Data: 2002-02-23 11:15:31
Temat: Re: Wiara
Od: "Krystyna *Opty*" <k...@v...pl>
Pokaż wszystkie nagłówki
Użytkownik "Iwonka" <i...@p...onet.pl> napisał w wiadomości
news:a57ab5$8n3$1@news.onet.pl...
> Użytkownik "^ToM^" <n...@p...onet.pl> napisał w wiadomości
news:a56dfa$jim$1@news.onet.pl...
> > Tak czytam i patrze, ze prawie wszyscy nioptymalni na tej liscie (prawie
> > kazdy watek) zadaja wciaz pytania typu: ...czy ty w to wierzysz, ....i
ty w
> > to wierzysz, ...etc.
> > Rodzi sie w tym wypadku pytanie co dla nich jest wiara.
> > Dla mie osobiscie wiara zaczyna sie tam gdzie konczy sie wiedza.

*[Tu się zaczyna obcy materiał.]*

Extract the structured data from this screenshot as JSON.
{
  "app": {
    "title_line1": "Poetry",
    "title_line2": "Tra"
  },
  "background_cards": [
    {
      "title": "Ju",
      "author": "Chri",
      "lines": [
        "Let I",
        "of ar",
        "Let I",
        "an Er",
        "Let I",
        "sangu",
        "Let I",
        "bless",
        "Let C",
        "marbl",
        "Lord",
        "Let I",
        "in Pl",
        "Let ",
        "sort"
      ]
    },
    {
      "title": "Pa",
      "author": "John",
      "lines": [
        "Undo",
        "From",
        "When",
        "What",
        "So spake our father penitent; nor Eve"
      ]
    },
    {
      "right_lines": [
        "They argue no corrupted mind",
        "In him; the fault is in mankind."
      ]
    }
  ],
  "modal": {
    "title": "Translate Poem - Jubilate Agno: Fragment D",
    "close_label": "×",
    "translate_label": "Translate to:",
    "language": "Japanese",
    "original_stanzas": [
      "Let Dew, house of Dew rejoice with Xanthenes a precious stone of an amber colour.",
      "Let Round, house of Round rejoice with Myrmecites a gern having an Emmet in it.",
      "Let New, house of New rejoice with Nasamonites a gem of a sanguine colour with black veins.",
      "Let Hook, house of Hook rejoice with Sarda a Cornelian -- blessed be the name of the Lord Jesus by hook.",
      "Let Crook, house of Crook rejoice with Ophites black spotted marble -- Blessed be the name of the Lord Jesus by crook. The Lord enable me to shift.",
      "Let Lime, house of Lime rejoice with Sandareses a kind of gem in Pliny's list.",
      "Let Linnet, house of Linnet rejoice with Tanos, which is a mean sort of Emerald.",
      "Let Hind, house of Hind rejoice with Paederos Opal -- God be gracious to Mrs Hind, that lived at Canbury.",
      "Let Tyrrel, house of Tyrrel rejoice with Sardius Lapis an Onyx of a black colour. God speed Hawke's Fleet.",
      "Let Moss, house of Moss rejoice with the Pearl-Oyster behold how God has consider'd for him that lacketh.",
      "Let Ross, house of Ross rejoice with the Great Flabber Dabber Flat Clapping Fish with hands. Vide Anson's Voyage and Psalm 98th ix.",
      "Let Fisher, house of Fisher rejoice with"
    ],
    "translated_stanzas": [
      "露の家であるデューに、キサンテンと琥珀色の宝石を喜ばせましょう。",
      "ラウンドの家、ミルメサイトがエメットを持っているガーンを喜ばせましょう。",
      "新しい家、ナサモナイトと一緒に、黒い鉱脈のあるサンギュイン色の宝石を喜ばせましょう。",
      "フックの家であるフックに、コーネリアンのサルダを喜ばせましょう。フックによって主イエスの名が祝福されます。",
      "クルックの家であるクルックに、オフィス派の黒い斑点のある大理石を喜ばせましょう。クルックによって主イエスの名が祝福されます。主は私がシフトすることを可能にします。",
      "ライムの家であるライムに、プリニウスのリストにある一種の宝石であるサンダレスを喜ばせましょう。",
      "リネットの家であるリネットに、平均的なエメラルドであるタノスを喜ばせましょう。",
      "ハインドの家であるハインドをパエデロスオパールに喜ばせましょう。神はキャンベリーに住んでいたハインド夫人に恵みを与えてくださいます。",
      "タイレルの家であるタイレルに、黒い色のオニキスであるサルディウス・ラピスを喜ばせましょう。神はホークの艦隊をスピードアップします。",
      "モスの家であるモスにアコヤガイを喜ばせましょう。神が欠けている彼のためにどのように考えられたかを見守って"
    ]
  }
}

Stad,
> > jezeli czegos nie wiem to staram sie znalezc odpowiedz a nie szukam tego
w
> > wierze.
> > Jak cos wiem nie musze w to wierzyc, no bo i po co.
>
> czasami tak mocno sie wierzy, ze wydaje sie ze sie wie.
> z naukowego punktu widzenia twoja definicja jak najbardziej
> sluszna ale dete ta nie stosuja naukowcy.
> Czy jesli powie sie im, iz cos szkodzi a sami nie wiedza tego
> to co? wierza i potem uznaja ze wiedza.
> iwon(k)a
>
iwon(k)o,
jeśli mamusia Ci powiedziała (gdy jeszcze byłaś małą dzziewczynką i Twoja
dziecinna ciekawość świata zmuszała Cię do sprawdzania wszystkiego
empirycznie): - "nie dotykaj paluszkiem tego pieca, bo jest gorący i się
oparzysz", i Ty nie sprawdzając tego własnym paluszkiem, przyjęłaś to za
pewnik - to znaczy, że UWIERZYŁAŚ mamie, że to jest prawda.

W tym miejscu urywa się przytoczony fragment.